Mind you, when the roads became wet, more learning was required to understand where the limits lay in those conditions. Thankfully, with the 790 and 1290’s superb cornering ABS and traction control systems acting as a brilliant safety net, the education was safe and swift.
The verdict was quite simple and straightforward; you need to take more care in the rain. In saying that, as long as you don’t push things too hard, and avoid riding too aggressively, then you’ll get all the grip you need.
If you spend most of your time riding your adventure bike on the road, then you need more appropriate rubber than these more off-road focused tyres. Mind you, by the time we’d finished the day, I was more than happy to push the KTMs in a very spirited fashion. On dry roads at least.
The off-road bias of the tyres was obvious and welcome when riding at Sweet Lamb the next day. If I’m honest about things, I’ll happily admit I had zero concerns with the way the tyres behaved.
We spent most of our time on gravel roads, though after requesting a chance to try some tougher terrain, discovered the Bridgestones still offer good performance in muddier conditions.
Even so, knowing I’d be riding an AX41-shod KTM 790 Adventure, 790 Adventure R, and Yamaha Tenere 700 on another on/off-road test a week later, I hung on before passing a final judgement.
Faith in the tyres remained just as high on that test’s three bikes, with the very clever electronics on the KTMs letting you take real liberties with the throttle and front brake.
On the dirt, they permitted me to take full advantage of the Bridgestones and make very spirited but safe progress, always staying confident in my welfare. Aboard the less technically advanced Yamaha, I needed to exercise more caution, especially accelerating hard on wet roads, as it isn’t fitted with traction control.
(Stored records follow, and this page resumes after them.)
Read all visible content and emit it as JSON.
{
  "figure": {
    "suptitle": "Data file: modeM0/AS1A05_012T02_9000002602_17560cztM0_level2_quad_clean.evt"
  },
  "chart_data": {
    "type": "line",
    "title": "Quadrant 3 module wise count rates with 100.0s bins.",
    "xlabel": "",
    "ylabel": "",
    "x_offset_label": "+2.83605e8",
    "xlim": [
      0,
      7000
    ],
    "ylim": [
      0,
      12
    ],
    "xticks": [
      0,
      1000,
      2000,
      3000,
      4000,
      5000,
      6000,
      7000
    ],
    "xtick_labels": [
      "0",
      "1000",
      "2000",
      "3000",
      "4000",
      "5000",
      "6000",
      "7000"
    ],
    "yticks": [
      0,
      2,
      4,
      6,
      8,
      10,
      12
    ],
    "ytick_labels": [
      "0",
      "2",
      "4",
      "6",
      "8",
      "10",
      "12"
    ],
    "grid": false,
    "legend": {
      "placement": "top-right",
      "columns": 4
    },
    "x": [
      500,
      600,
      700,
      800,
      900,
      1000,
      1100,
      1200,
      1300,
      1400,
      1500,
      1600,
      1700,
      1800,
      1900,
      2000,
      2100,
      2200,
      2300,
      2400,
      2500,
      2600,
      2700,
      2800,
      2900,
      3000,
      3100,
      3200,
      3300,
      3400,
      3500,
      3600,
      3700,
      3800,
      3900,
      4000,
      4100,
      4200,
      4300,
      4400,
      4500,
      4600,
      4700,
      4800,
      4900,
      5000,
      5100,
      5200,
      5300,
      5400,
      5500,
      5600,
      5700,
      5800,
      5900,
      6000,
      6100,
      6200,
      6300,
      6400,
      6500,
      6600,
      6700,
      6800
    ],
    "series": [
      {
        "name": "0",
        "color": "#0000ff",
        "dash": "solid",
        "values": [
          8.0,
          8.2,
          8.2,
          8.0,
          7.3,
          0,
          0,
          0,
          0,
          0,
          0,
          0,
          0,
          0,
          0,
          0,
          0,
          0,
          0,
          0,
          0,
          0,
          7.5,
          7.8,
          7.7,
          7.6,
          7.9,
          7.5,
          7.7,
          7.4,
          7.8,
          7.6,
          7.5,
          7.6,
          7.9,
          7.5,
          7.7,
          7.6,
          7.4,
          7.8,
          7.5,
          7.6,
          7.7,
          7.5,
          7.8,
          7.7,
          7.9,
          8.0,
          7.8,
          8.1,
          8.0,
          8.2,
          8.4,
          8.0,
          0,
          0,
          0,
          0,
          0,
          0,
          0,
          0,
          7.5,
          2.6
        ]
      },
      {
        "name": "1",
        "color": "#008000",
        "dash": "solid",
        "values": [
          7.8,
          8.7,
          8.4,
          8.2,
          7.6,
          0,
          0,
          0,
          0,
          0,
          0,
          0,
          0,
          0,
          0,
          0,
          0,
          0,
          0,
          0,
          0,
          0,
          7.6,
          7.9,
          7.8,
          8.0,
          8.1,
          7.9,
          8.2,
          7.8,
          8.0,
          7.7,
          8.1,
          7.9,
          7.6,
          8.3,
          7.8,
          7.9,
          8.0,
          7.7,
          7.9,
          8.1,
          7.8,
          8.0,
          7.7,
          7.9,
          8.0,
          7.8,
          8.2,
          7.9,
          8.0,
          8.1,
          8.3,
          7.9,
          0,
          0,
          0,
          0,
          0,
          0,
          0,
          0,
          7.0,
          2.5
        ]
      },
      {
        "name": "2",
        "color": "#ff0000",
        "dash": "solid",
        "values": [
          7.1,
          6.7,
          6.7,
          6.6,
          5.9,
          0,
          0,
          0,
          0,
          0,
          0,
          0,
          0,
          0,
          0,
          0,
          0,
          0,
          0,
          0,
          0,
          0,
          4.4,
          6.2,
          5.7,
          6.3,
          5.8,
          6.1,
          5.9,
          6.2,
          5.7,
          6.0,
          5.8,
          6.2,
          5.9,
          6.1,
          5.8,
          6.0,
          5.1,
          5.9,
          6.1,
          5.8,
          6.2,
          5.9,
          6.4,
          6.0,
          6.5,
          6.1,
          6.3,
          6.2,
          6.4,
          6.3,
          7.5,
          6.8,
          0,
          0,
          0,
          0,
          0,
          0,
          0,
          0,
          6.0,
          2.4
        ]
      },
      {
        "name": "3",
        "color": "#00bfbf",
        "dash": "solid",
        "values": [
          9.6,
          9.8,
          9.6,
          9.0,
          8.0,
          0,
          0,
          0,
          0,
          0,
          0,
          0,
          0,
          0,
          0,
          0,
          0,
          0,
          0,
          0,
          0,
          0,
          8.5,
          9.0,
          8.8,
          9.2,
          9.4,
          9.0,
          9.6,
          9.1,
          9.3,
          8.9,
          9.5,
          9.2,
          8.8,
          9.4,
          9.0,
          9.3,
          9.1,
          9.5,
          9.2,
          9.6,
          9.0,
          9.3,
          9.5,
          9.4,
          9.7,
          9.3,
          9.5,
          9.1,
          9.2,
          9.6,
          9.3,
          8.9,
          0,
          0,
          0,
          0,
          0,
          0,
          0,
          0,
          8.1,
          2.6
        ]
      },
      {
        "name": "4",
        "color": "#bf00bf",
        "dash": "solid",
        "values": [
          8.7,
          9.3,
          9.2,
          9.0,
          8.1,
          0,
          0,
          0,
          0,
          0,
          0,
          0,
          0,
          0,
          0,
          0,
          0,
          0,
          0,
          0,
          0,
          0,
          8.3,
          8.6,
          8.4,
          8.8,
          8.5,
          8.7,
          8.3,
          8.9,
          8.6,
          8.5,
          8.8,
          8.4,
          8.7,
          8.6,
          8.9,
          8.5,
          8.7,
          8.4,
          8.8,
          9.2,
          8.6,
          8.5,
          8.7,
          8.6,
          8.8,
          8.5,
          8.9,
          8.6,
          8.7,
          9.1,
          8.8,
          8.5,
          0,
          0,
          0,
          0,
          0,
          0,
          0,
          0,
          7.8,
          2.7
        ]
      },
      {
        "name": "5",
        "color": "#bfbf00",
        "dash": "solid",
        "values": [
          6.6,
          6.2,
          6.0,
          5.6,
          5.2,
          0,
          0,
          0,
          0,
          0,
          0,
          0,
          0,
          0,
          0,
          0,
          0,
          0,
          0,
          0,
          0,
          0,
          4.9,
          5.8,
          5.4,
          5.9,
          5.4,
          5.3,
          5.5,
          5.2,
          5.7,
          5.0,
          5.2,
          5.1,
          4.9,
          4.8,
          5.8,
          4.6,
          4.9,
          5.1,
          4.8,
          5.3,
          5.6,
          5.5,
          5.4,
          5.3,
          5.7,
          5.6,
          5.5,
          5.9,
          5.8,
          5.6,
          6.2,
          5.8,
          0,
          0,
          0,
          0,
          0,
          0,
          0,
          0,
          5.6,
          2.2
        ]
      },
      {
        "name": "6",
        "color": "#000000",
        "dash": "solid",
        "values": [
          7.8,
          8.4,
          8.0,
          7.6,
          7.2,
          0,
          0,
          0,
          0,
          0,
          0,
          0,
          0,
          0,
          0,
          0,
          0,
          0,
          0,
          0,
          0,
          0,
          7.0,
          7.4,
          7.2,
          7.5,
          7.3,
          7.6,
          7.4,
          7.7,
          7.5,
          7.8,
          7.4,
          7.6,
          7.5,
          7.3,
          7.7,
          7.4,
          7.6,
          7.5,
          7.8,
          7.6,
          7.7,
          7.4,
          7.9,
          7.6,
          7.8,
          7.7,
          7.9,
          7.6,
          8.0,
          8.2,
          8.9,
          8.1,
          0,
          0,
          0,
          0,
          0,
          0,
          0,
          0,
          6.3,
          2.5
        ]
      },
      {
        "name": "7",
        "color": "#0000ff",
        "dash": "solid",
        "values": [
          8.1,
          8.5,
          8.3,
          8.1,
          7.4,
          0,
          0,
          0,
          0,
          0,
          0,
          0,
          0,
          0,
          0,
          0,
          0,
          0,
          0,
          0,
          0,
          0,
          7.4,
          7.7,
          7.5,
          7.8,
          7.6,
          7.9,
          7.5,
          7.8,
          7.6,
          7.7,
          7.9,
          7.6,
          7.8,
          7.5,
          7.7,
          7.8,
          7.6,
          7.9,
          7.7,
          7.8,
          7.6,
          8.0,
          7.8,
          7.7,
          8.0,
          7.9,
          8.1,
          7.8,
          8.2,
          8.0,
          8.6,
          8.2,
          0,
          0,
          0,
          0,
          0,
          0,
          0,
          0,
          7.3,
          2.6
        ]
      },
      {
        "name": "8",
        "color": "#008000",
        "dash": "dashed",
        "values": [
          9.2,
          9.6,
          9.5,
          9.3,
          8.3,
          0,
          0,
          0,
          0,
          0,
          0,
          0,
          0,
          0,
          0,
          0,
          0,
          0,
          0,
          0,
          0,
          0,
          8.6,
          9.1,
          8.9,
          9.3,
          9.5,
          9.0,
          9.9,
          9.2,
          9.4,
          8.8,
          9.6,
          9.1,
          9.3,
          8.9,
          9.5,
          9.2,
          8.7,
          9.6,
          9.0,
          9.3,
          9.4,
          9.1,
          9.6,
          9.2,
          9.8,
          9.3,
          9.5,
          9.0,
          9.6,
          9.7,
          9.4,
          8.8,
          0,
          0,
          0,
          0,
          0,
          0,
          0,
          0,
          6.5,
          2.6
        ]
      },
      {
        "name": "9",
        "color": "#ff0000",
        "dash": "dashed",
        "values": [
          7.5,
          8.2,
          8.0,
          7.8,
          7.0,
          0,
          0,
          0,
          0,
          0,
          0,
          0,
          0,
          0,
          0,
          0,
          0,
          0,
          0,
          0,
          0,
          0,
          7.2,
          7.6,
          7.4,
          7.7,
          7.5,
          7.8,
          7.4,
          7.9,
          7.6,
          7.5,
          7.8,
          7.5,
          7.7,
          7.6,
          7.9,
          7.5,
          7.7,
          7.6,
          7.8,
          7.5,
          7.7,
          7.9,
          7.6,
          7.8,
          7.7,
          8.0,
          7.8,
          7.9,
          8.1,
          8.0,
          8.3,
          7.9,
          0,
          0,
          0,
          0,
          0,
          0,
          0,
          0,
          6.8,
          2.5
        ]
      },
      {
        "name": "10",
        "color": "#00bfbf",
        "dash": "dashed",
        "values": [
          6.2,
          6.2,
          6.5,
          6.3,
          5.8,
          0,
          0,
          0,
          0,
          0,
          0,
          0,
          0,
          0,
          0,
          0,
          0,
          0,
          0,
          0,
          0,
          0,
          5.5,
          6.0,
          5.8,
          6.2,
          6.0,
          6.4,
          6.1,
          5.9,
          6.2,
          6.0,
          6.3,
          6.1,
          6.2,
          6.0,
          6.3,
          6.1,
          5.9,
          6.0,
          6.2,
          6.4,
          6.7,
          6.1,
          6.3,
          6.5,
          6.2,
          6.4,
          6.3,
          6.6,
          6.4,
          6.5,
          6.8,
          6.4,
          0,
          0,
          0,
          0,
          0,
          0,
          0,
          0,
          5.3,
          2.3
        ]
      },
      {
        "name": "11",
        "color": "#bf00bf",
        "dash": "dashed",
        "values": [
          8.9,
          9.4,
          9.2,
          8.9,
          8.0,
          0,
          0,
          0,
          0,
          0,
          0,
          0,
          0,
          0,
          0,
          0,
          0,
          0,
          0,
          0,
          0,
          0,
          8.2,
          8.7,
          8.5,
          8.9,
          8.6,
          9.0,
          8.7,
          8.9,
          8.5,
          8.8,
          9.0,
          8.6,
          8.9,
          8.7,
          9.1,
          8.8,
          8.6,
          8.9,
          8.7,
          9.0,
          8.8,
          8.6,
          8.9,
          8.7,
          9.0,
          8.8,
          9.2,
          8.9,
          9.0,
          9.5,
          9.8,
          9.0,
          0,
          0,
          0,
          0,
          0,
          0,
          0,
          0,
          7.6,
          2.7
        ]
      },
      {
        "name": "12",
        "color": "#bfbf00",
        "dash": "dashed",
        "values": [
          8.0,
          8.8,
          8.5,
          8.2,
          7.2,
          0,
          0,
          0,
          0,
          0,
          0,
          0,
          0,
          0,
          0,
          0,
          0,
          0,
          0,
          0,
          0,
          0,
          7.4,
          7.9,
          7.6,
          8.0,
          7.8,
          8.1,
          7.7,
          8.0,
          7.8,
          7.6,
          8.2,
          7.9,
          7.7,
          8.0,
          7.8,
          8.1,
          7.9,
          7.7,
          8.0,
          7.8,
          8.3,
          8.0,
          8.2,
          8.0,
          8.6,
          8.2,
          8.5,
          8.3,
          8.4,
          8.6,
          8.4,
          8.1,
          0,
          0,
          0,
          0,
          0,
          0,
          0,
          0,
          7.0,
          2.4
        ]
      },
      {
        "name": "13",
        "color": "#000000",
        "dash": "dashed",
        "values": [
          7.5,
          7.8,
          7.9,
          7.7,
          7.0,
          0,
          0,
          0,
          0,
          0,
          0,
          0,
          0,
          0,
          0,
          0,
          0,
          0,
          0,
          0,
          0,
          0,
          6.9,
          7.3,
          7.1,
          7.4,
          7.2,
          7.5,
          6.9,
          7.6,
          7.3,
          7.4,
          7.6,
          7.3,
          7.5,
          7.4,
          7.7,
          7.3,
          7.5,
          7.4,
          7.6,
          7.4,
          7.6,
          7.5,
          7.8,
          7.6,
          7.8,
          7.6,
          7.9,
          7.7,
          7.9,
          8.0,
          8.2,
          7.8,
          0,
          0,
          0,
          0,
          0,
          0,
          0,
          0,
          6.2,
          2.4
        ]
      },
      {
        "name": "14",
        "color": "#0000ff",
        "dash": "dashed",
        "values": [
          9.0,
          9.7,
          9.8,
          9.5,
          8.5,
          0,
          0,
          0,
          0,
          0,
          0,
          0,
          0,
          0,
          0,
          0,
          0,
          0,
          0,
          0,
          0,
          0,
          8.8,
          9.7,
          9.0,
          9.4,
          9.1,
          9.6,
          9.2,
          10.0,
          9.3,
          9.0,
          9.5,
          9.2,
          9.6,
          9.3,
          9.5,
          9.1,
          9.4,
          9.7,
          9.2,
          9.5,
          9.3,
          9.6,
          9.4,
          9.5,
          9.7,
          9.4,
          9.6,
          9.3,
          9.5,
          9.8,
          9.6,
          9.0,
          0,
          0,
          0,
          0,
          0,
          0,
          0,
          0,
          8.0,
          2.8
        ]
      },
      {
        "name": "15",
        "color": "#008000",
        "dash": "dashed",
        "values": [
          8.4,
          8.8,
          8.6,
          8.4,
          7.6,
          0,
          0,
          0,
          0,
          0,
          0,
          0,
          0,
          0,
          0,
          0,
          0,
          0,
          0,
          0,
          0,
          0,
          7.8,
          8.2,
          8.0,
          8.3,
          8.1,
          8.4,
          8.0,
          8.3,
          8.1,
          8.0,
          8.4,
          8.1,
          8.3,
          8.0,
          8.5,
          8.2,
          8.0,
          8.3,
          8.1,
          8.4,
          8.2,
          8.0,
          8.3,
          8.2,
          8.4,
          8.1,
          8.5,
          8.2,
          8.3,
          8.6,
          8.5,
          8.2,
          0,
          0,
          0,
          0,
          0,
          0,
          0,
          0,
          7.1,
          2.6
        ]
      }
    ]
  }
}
Off-road though, I felt more than happy pushing things on the Tenere.
Perhaps the best thing I can say about the AX41s is that for the planned trip I have next year riding down to the French and Italian Alps, then exploring the trails in those mountains, I’d very happily choose the Bridgestones.
It’s a massive ask for any rubber to give a good account of itself on the vastly contrasting demands of road and off-road routes, but the Bridgestone Battlax Adventurecross AX41 does a bloody excellent job. They’re in dealers now in all popular adventure bike sizes.
Also present on the AX41 test, was Bridgestone’s Gary Hartshorne, who told us more about the tyres.
“As far as we’re concerned, our tyres have no rivals simply because no one else makes a dual-purpose tyre with the sort of off-road focus ours have. They’ve been made for riders who actually want to take their adventure bikes off-road, not just look as though they’re going to. It’s been a new venture for Bridgestone, as we’ve never made such a tyre before, and the AX41s have taken around three years to fully develop.”